Methods: Medical records of pediatric CD patients receiving anti-TNFα agents from 2007 to 2018 were reviewed retrospectively. Patients were stratified to those who initiated anti-TNFα treatment between 2007 and 2012, an era when TDM was not available (TDM-), and patients who initiated anti-TNFα treatment between 2013 and 2018, with at least 1 TDM during firstline anti-TNFα treatment (TDM+).
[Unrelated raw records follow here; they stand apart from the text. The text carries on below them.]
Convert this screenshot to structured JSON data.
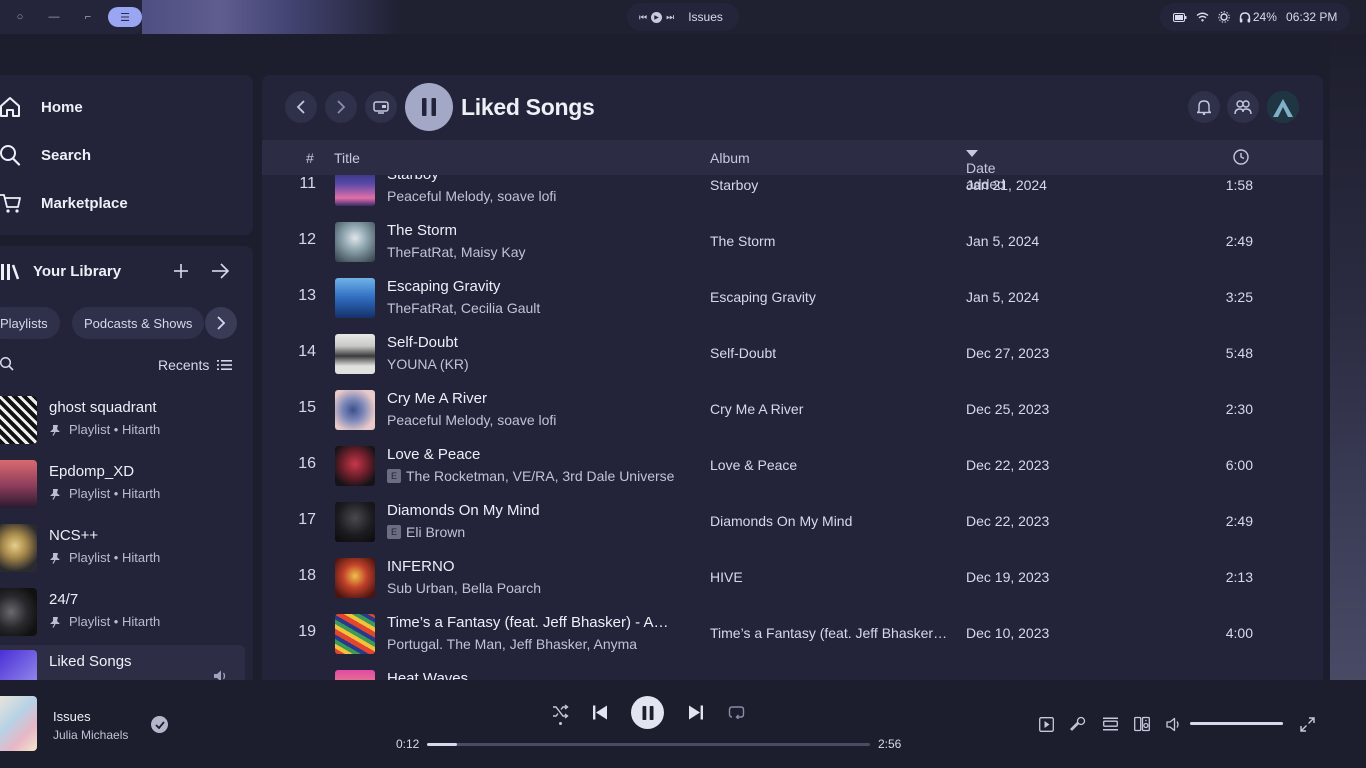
{
  "topbar": {
    "workspaces": [
      "○",
      "—",
      "⌐",
      "☰"
    ],
    "media_title": "Issues",
    "battery_percent": "24%",
    "clock": "06:32 PM"
  },
  "nav": {
    "home": "Home",
    "search": "Search",
    "marketplace": "Marketplace"
  },
  "library": {
    "title": "Your Library",
    "chips": [
      "Playlists",
      "Podcasts & Shows"
    ],
    "sort_label": "Recents",
    "items": [
      {
        "name": "ghost squadrant",
        "sub": "Playlist • Hitarth"
      },
      {
        "name": "Epdomp_XD",
        "sub": "Playlist • Hitarth"
      },
      {
        "name": "NCS++",
        "sub": "Playlist • Hitarth"
      },
      {
        "name": "24/7",
        "sub": "Playlist • Hitarth"
      },
      {
        "name": "Liked Songs",
        "sub": ""
      }
    ]
  },
  "main": {
    "title": "Liked Songs",
    "columns": {
      "num": "#",
      "title": "Title",
      "album": "Album",
      "date": "Date added"
    },
    "rows": [
      {
        "num": "11",
        "title": "Starboy",
        "artists": "Peaceful Melody, soave lofi",
        "explicit": false,
        "album": "Starboy",
        "date": "Jan 21, 2024",
        "duration": "1:58"
      },
      {
        "num": "12",
        "title": "The Storm",
        "artists": "TheFatRat, Maisy Kay",
        "explicit": false,
        "album": "The Storm",
        "date": "Jan 5, 2024",
        "duration": "2:49"
      },
      {
        "num": "13",
        "title": "Escaping Gravity",
        "artists": "TheFatRat, Cecilia Gault",
        "explicit": false,
        "album": "Escaping Gravity",
        "date": "Jan 5, 2024",
        "duration": "3:25"
      },
      {
        "num": "14",
        "title": "Self-Doubt",
        "artists": "YOUNA (KR)",
        "explicit": false,
        "album": "Self-Doubt",
        "date": "Dec 27, 2023",
        "duration": "5:48"
      },
      {
        "num": "15",
        "title": "Cry Me A River",
        "artists": "Peaceful Melody, soave lofi",
        "explicit": false,
        "album": "Cry Me A River",
        "date": "Dec 25, 2023",
        "duration": "2:30"
      },
      {
        "num": "16",
        "title": "Love & Peace",
        "artists": "The Rocketman, VE/RA, 3rd Dale Universe",
        "explicit": true,
        "album": "Love & Peace",
        "date": "Dec 22, 2023",
        "duration": "6:00"
      },
      {
        "num": "17",
        "title": "Diamonds On My Mind",
        "artists": "Eli Brown",
        "explicit": true,
        "album": "Diamonds On My Mind",
        "date": "Dec 22, 2023",
        "duration": "2:49"
      },
      {
        "num": "18",
        "title": "INFERNO",
        "artists": "Sub Urban, Bella Poarch",
        "explicit": false,
        "album": "HIVE",
        "date": "Dec 19, 2023",
        "duration": "2:13"
      },
      {
        "num": "19",
        "title": "Time’s a Fantasy (feat. Jeff Bhasker) - A…",
        "artists": "Portugal. The Man, Jeff Bhasker, Anyma",
        "explicit": false,
        "album": "Time’s a Fantasy (feat. Jeff Bhasker) …",
        "date": "Dec 10, 2023",
        "duration": "4:00"
      },
      {
        "num": "",
        "title": "Heat Waves",
        "artists": "",
        "explicit": false,
        "album": "",
        "date": "",
        "duration": ""
      }
    ]
  },
  "player": {
    "title": "Issues",
    "artist": "Julia Michaels",
    "elapsed": "0:12",
    "total": "2:56",
    "progress_fraction": 0.068,
    "volume_fraction": 1.0
  },
  "colors": {
    "background": "#1d1e2d",
    "panel": "#23243a",
    "accent": "#9aa6f2"
  }
}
Main outcome measures included time to first anti-TNFα discontinuation (drug retention) and flare, hospitalizations per year of first anti-TNFα treatment, treatment intensification rate and surgical resection rate.
Results: 197 patients were included (n = 98, TDM-; n = 99, TDM+; median [interquartile range] age, 12.6 [10.1-14.2] years; females 68 [35%]). Compared with the TDM- group, the TDM+ group had a longer drug retention time (mean ± SE, 45.0 ± 2.7 vs 33.5 ± 2.4 months; P = 0.001), lower hospitalization rate per patient per year (mean ± SE, 0.51 ± 0.7 vs 0.92 ± 0.81; P < 0.001), and higher treatment intensification rate (70% vs 18%; P < 0.001). Surgical resection rate was not significantly different. Analysis of the entire cohort showed longer retention time for adalimumab vs infliximab (45.3 ± 2.8 vs 34.8 ± 2.5 months; P = 0.007).
Conclusions: TDM-based treatment enables longer drug retention time, reflecting better utilization of anti-TNFα agents, with several additional favorable outcomes.